2M ou Métro & Marie
C´est une fille étrange, Mari. Je lui ai parlé pour la première fois il y a une semaine. Je la voyais depuis quelques semaines à chaque jour en prenant le métro. Dire que je la voyais n´est pas le bon mot, en fait, l´espionnait serait plus juste. Je l´avais remarquée depuis le début, cette jeune fille sortait du lot. Des belles jeunes femme c´est commun quand on prend la même ligne que des dizaines d´étudiantes chaque jour, mais Mari avait quelque chose de particulier, quelque chose d´unique. C´est surement on sourire qui nous fait oublier tout nos soucis ou peut-être ses grand yeux qui nous donnent envies de la serrer dans ses bras tellement qu´elle aurait mal. Elle semble fragile, douce.Bref, on commence à se parler... Sur MSN ! Eh oui, nous sommes dans une ère où tout se fait sur internet. Comment j´ai eu son adresse? Grâce à la chance.

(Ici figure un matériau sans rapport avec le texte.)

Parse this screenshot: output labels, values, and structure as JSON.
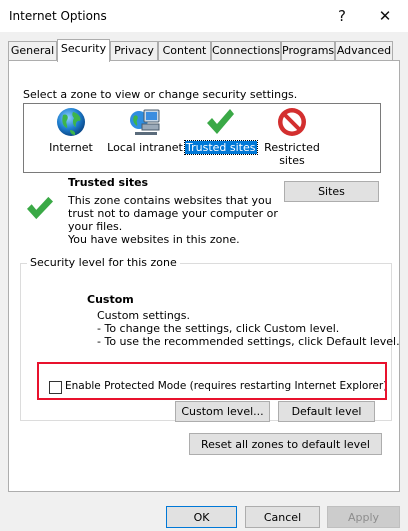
{
  "window": {
    "title": "Internet Options",
    "help_glyph": "?",
    "close_glyph": "✕"
  },
  "tabs": [
    {
      "label": "General",
      "active": false
    },
    {
      "label": "Security",
      "active": true
    },
    {
      "label": "Privacy",
      "active": false
    },
    {
      "label": "Content",
      "active": false
    },
    {
      "label": "Connections",
      "active": false
    },
    {
      "label": "Programs",
      "active": false
    },
    {
      "label": "Advanced",
      "active": false
    }
  ],
  "security": {
    "select_zone_prompt": "Select a zone to view or change security settings.",
    "zones": [
      {
        "label": "Internet",
        "icon": "globe-icon",
        "selected": false
      },
      {
        "label": "Local intranet",
        "icon": "intranet-icon",
        "selected": false
      },
      {
        "label": "Trusted sites",
        "icon": "checkmark-icon",
        "selected": true
      },
      {
        "label": "Restricted sites",
        "icon": "restricted-icon",
        "selected": false
      }
    ],
    "zone_info": {
      "title": "Trusted sites",
      "desc_line1": "This zone contains websites that you",
      "desc_line2": "trust not to damage your computer or",
      "desc_line3": "your files.",
      "desc_line4": "You have websites in this zone.",
      "sites_button": "Sites"
    },
    "level": {
      "group_title": "Security level for this zone",
      "name": "Custom",
      "line1": "Custom settings.",
      "line2": "- To change the settings, click Custom level.",
      "line3": "- To use the recommended settings, click Default level."
    },
    "protected_mode": {
      "label": "Enable Protected Mode (requires restarting Internet Explorer)",
      "checked": false
    },
    "custom_level_button": "Custom level...",
    "default_level_button": "Default level",
    "reset_all_button": "Reset all zones to default level"
  },
  "footer": {
    "ok": "OK",
    "cancel": "Cancel",
    "apply": "Apply"
  },
  "colors": {
    "selection": "#0078d7",
    "highlight_box": "#e8112d",
    "check_green": "#3aa946",
    "restricted_red": "#d32f2f"
  }
}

J´étais dans le métro, il était environ 21h. Comme d´habitude, elle était fidèle à son poste, toujours dans le même wagon. La STM ( Sociaux-Transports Merdiques, comme je me plait à l´appeler ) était encore en panne. Nous étions bloqués entre les stations Mont-Royal et Laurier. Après quelques minutes durant lesquelles je ne me gênai pas pour exprimer à haute voix mon mécontentement face à l´incompétence crasse de cette bande de connards surpayés, nous entendîmes un message dans les haut-parleurs. «Nous éprouvons présentement des difficultés technique sur la ligne orange, nous faisons notre possible pour rétablir la situation le plus vite possible, veuillez demeurer calme. Après vingt minutes d´attente, la fille se dirigea vers moi, j´eus du mal à cacher ma joie en la voyant approcher.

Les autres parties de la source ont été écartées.